Myth: My doctor told me to stop acupuncture, not get acupuncture, or that it doesn’t work.

Truth: It is important to see where the recommendation is coming from. M.D.’s do not specialize in acupuncture, and are not educated in this practice. This does not mean M.D.’s are not qualified practitioners, they are. However, they are qualified in their OWN field. Acupuncture and its theory is a well versed practice that requires many years of education and case study.

Myth: My M.D. can practice acupuncture so they must be more qualified than a L.Ac.

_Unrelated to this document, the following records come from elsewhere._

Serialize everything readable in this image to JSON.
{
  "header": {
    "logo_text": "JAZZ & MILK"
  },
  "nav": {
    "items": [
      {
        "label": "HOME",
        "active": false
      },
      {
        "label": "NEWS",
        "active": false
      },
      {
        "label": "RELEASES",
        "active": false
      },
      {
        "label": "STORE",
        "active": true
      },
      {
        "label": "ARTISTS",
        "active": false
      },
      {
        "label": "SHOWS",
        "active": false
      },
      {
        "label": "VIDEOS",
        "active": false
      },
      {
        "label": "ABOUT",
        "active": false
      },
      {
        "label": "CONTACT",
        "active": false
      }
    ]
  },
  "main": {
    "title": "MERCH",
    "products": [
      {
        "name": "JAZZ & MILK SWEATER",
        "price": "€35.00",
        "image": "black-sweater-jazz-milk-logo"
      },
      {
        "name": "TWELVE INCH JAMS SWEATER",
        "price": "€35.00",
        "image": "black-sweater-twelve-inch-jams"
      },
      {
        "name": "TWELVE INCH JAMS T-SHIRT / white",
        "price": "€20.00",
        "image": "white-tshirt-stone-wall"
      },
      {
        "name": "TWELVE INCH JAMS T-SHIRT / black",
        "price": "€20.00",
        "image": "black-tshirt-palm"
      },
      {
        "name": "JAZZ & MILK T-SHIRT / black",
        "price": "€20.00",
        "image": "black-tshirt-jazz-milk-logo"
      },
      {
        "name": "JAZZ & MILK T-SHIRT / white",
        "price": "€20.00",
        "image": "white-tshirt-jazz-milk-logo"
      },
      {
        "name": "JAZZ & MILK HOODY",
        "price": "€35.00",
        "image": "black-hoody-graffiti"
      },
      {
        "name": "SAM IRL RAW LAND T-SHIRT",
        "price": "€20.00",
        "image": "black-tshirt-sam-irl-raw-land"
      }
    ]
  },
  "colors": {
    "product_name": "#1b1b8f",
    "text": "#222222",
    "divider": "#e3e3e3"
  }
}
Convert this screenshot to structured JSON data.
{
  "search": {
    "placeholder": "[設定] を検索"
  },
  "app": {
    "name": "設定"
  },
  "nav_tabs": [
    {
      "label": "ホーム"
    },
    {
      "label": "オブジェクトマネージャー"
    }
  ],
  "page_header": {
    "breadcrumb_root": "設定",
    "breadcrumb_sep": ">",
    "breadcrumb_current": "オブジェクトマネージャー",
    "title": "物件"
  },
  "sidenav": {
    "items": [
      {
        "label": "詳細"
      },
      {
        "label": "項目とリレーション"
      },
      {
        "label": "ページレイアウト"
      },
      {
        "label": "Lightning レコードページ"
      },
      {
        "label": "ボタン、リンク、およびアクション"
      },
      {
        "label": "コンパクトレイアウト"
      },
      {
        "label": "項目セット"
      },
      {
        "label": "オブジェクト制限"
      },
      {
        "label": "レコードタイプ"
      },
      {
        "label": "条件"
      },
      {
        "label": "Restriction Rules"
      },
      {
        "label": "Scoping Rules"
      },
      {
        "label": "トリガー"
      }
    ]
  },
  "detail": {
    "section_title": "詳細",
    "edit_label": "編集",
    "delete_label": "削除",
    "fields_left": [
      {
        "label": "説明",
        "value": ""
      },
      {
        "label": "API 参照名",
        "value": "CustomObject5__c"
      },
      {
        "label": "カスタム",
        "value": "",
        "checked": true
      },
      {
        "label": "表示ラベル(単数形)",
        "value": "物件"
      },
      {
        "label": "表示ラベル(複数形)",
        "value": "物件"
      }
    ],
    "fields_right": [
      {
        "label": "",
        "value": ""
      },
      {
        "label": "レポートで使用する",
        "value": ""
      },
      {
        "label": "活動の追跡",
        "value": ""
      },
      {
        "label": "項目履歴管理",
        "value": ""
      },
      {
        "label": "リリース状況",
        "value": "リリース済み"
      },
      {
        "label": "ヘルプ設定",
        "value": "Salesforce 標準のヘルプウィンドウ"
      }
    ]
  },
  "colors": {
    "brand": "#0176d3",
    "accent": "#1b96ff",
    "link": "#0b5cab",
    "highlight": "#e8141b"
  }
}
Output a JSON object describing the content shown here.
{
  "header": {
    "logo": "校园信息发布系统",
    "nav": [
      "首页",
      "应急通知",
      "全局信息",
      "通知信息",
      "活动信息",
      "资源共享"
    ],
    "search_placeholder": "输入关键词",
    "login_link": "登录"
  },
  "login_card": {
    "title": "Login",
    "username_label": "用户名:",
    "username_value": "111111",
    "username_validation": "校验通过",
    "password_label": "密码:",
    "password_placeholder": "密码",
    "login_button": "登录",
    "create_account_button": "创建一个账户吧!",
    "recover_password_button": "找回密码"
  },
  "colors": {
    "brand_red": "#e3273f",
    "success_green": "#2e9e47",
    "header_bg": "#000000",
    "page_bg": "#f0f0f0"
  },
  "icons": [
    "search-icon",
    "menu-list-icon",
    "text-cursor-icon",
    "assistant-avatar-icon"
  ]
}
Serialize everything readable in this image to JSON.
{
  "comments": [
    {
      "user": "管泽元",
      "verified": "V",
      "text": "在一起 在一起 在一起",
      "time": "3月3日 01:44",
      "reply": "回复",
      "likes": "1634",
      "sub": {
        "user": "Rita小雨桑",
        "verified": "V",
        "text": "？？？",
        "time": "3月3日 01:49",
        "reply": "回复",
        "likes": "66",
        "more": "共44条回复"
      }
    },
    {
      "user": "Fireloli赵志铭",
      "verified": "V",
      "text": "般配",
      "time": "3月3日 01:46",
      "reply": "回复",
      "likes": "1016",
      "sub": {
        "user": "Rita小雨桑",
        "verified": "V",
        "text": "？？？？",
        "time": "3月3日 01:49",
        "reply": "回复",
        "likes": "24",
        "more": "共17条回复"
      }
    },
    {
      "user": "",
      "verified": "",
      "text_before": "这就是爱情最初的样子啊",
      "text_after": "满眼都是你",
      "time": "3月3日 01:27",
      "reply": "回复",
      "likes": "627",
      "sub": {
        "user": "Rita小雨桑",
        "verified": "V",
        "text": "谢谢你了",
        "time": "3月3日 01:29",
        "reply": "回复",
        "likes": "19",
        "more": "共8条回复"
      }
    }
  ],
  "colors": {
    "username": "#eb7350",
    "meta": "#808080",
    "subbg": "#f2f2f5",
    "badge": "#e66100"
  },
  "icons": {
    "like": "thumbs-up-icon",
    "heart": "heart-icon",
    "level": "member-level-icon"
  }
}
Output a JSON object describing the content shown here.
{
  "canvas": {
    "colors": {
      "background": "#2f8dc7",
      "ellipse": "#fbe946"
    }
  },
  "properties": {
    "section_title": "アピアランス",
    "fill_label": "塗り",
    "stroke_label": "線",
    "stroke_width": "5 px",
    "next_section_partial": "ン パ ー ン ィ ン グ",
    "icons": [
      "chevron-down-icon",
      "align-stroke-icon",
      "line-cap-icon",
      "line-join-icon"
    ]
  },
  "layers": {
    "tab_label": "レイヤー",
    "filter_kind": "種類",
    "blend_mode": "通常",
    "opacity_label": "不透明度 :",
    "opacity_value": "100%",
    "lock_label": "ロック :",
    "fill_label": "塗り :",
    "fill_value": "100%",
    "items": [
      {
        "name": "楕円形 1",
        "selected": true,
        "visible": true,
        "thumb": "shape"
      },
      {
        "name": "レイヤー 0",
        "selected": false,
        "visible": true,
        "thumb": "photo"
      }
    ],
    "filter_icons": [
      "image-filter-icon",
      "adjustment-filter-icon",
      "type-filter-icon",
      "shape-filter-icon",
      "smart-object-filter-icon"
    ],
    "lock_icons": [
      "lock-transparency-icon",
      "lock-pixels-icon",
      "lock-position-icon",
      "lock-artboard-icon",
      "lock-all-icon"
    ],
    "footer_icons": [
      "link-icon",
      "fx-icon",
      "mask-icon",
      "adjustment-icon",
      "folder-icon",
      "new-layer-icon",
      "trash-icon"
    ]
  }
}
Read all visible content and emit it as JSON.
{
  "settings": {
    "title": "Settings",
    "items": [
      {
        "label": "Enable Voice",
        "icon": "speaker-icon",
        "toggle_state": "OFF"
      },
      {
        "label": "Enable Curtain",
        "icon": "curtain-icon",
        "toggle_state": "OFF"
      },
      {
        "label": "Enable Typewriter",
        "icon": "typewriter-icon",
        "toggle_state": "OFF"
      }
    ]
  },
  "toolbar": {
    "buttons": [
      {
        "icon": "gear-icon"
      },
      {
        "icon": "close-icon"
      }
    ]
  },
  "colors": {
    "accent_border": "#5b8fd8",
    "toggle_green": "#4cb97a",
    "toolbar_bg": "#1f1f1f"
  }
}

Truth: It is much easier for a M.D. to add in acupuncture to their list of treatments that can provide. The requirements are less than half of a L.Ac. requirements to practice. Would you want to be treated by a practitioner who had limited on hands on practice time, and was not required to have the same amount of course and case work as a practitioner who was trained and educated fully in this modality? It would be prudent to consider getting treatment and information regarding acupuncture from a licensed acupuncturist who has the knowledge and the background to treat your condition.

Myth: Acupuncture is used when you have a problem.

Truth: Traditional Chinese Medicine, herbs, Tui-Na, and acupuncture are great modalities to integrate into your lifestyle. Acupuncture especially is a holistic treatment that is great for preventative care. This means that we can treat patients by boosting their immunity, improving circulation, maintaining one’s health, and support their bodies through acupuncture. It is not a treatment that requires you to “have a problem” to get acupuncture.